South Korea sanctions 15 North Koreans for IT worker scams, financial hacking schemes
The South Korean government has sanctioned more than a dozen individuals and one organization for a wide-ranging global scheme to fund North Korea’s nuclear and missile programs through impersonating IT workers abroad, stealing cryptocurrency and facilitating cyberattacks.
South Korean officials on Thursday identified 15 North Korean nationals and the Chosun Geumjeong Economic Information Technology Exchange Corporation for economic sanctions. The individuals are allegedly working for North Korea’s 313th General Bureau, part of the DPRK’s Ministry of Munitions Industry, which oversees Pyongyang’s weapons production, research and development and ballistic missile programs.
The individuals and others “are known to be dispatched to China, Russia, Southeast Asia, Africa, and other countries as employees of regime-affiliated organizations such as the Ministry of Defense, disguising their identities and receiving work from IT companies around the world, while some are also known to be involved in information theft and cyberattacks,” according to a machine-translated press release from South Korea’s Peninsula Policy Bureau.
The Chosun Geumjeong Economic Information Technology Exchange Corporation is described as a company that “dispatches many North Korean IT personnel overseas and pays a large amount of military funds to the North Korean regime,” according to the release.
North Koreans posing as IT workers to gain employment at Western firms — bypassing work restrictions and earning revenue for their home government — has become a frequent occurrence in recent years. The growing trend has increasingly alarmed U.S. and Western national security officials, as well as company executives who have publicly come forward with their experiences after being duped.
Beyond just earning a paycheck, placing North Korean operatives in technical roles at Western firms can also make it easier to carry out hacking operations and cryptocurrency theft. In some cases, these workers have installed malicious software on company devices, stolen hundreds of thousands of dollars from companies and attempted to gain access to sensitive software building environments. Some executives suggest the issue is likely worse than the public understands, as the stigma of hiring a fraudulent employee still pushes companies to keep quiet.

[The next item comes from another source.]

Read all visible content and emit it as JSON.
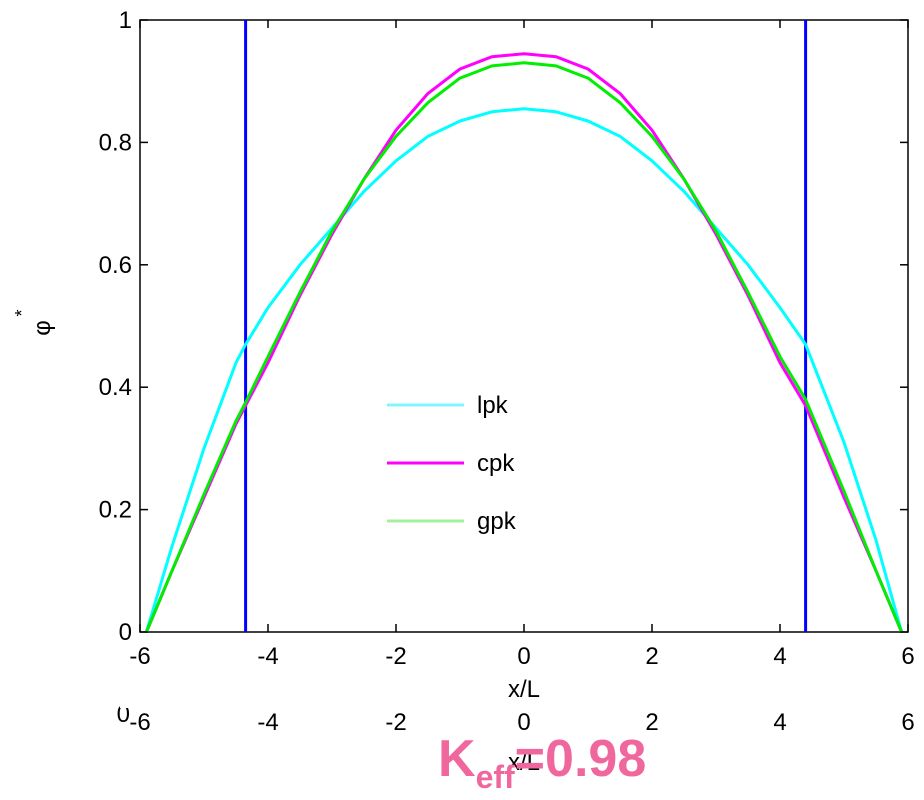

South Korea also accused its northern neighbor of playing an outsized role in global cryptocurrency theft. A 2024 report by a United Nations panel stated that it is investigating at least 58 cyberattacks by DPRK operatives against cryptocurrency companies between 2017 and 2023, with the incidents yielding an estimated $3 billion in stolen gains. The panel also investigated “reports of numerous Democratic People’s Republic of Korea nationals working overseas earning income in violation of sanctions, including in the information technology, restaurant and construction sectors.”
In addition to threatening the overall cyber ecosystem, South Korea said the actions pose “a serious threat to international peace and security in that it is being used to fund North Korea’s nuclear and missile development.”